Nous pouvons aisément discerner que cette tentation de notre Seigneur n'était qu'une illustration de celles qui assaillent Ses disciples tout au long du chemin étroit, provenant de la même source, directement ou par l'intermédiaire d'agences. Satan, par l'intermédiaire de ses divers porte-parole, ne cesse de dire aux saints : Voici un moyen plus efficace d'atteindre votre objectif que celui que vous poursuivez, un moyen plus efficace que la voie du Seigneur. Penchez-vous un peu ; faites des compromis avec l'esprit du monde ; ne vous tenez pas trop près de la ligne de la parole de Dieu et de l'exemple du Seigneur Jésus et des Apôtres ; vous devez ressembler davantage au monde, afin d'exercer une influence - mêlez-vous un peu à la politique, et beaucoup aux sociétés secrètes ; restez en contact avec les modes et les manies du jour, et surtout gardez toute lumière de la vérité présente sous le boisseau - ainsi seulement pouvez-vous avoir de l'influence et accomplir vos bons desseins envers les hommes. Mais notre cher Maître nous assure que nous devons être fidèles au Seigneur et à Son plan, et laisser les choses se dérouler au mieux selon cette voie ; et que nous pouvons être assurés qu'en fin de compte le plan du Père est non seulement le meilleur, mais vraiment le seul plan pour accomplir Ses grands desseins, et que si nous voulons être associés à Lui en tant que collaborateurs, ce doit être en le reconnaissant comme notre seul Maître, et avec un regard uniquement tourné vers Son approbation.

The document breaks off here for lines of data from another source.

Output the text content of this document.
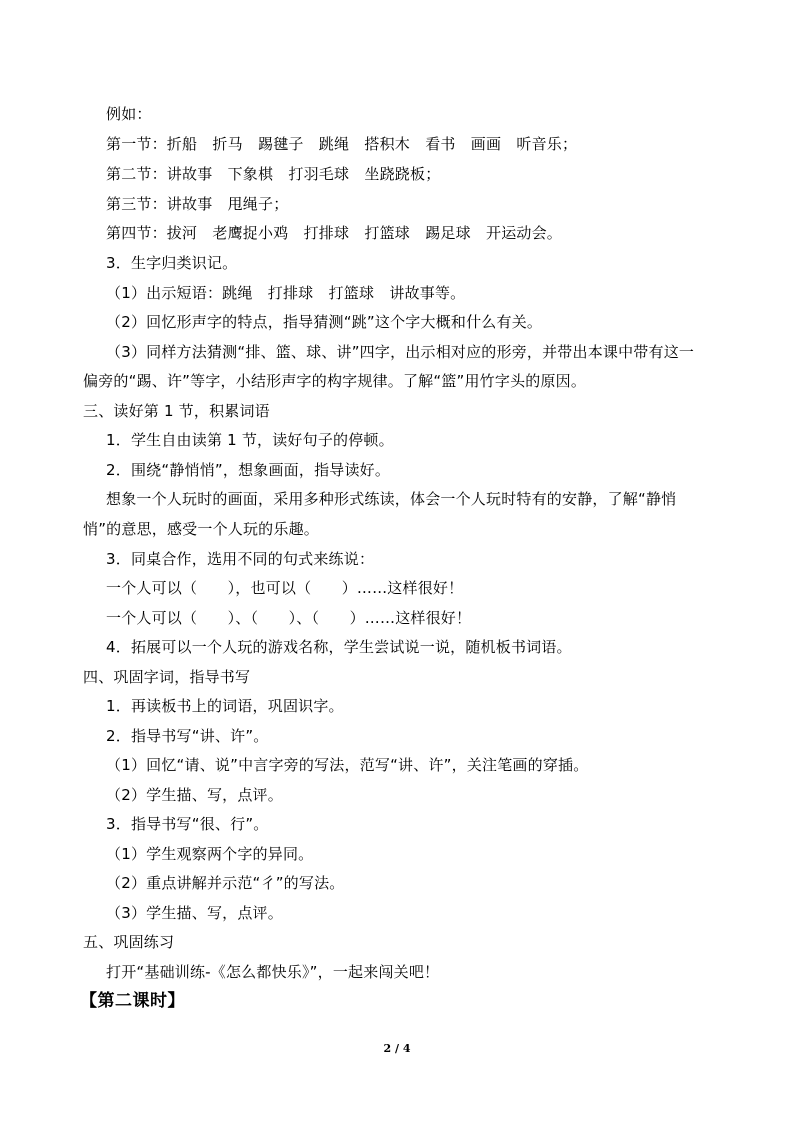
例如：
第一节：折船　折马　踢毽子　跳绳　搭积木　看书　画画　听音乐；
第二节：讲故事　下象棋　打羽毛球　坐跷跷板；
第三节：讲故事　甩绳子；
第四节：拔河　老鹰捉小鸡　打排球　打篮球　踢足球　开运动会。
3．生字归类识记。
（1）出示短语：跳绳　打排球　打篮球　讲故事等。
（2）回忆形声字的特点，指导猜测“跳”这个字大概和什么有关。
（3）同样方法猜测“排、篮、球、讲”四字，出示相对应的形旁，并带出本课中带有这一
偏旁的“踢、许”等字，小结形声字的构字规律。了解“篮”用竹字头的原因。
三、读好第 1 节，积累词语
1．学生自由读第 1 节，读好句子的停顿。
2．围绕“静悄悄”，想象画面，指导读好。
想象一个人玩时的画面，采用多种形式练读，体会一个人玩时特有的安静，了解“静悄
悄”的意思，感受一个人玩的乐趣。
3．同桌合作，选用不同的句式来练说：
一个人可以（　　），也可以（　　）……这样很好！
一个人可以（　　）、（　　）、（　　）……这样很好！
4．拓展可以一个人玩的游戏名称，学生尝试说一说，随机板书词语。
四、巩固字词，指导书写
1．再读板书上的词语，巩固识字。
2．指导书写“讲、许”。
（1）回忆“请、说”中言字旁的写法，范写“讲、许”，关注笔画的穿插。
（2）学生描、写，点评。
3．指导书写“很、行”。
（1）学生观察两个字的异同。
（2）重点讲解并示范“彳”的写法。
（3）学生描、写，点评。
五、巩固练习
打开“基础训练-《怎么都快乐》”，一起来闯关吧！
【第二课时】
2 / 4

Le refus total de notre Seigneur de toute autre voie pour accomplir Sa mission que celle que le Père avait tracée, la voie du sacrifice de Soi, la voie étroite, fut en effet une grande victoire. L'Adversaire Le quitta, ne trouvant rien en Lui qu'il puisse saisir ou travailler, tant Il était fidèle à la Parole et à l'Esprit de Jéhovah. Puis, l'épreuve étant terminée, nous lisons que de saints anges vinrent et servirent notre Seigneur, Lui fournissant sans doute un rafraîchissement tel qu'il avait refusé de Se le procurer par la puissance divine. Et nous pouvons reconnaître que telle est l'expérience des disciples de notre Seigneur : avec la victoire vient une bénédiction du Seigneur, une communion d'esprit, un rafraîchissement du cœur, une reconnaissance de la faveur divine qui rend plus fort pour la prochaine épreuve.

Une autre leçon à retenir est que la tentation n'implique pas le péché. Comme notre Seigneur a été tenté « à part le péché », Ses frères peuvent l'être aussi s'ils suivent Son exemple et, avec la pureté du cœur, la pureté de l'intention, ne cherchent que la volonté du Père. Le péché ne pouvait venir qu'en cédant à la tentation. Mais n'oublions pas que l'hésitation après avoir vu le mal augmente la puissance de la tentation. Et nous pouvons noter ici que si Satan est un tentateur, s'efforçant de nous entraîner dans de mauvais chemins et une mauvaise conduite, Dieu ne l'est pas ; « il ne tente personne » (Jacq. 1 : 13), et même s'Il permet à l'Adversaire et à ses agents d'assaillir Son peuple, ce n'est pas dans le but de le prendre au piège, mais dans le but opposé, afin qu'il soit rendu plus fort par de telles épreuves et mises à l'épreuve, développant son caractère par l'exercice de la résistance au mal. Rappelons-nous aussi, pour nous fortifier, l'assurance scripturale que Dieu ne souffrira pas que nous soyons tentés au-delà de ce que nous sommes capables de supporter et de surmonter, mais qu'Il fournira aussi, avec la tentation, une issue de secours.

Pour se saisir de cette disposition, il faut avoir la foi tout simplement, et plus nous exerçons notre foi en ces matières, plus nous l'aurons, devenant plus forts dans le Seigneur et dans la puissance de Sa force ; et ainsi, par la grâce divine et sous l'assistance du Maître, nous pouvons sortir victorieux - vainqueurs, et Plus-que-Vainqueurs, par Celui qui nous a aimés et achetés de Son sang précieux - 2 Cor. 12 : 9 ; 1 Cor. 10 : 13 ; Eph. 6 : 10 ; Rom. 8 : 37-39.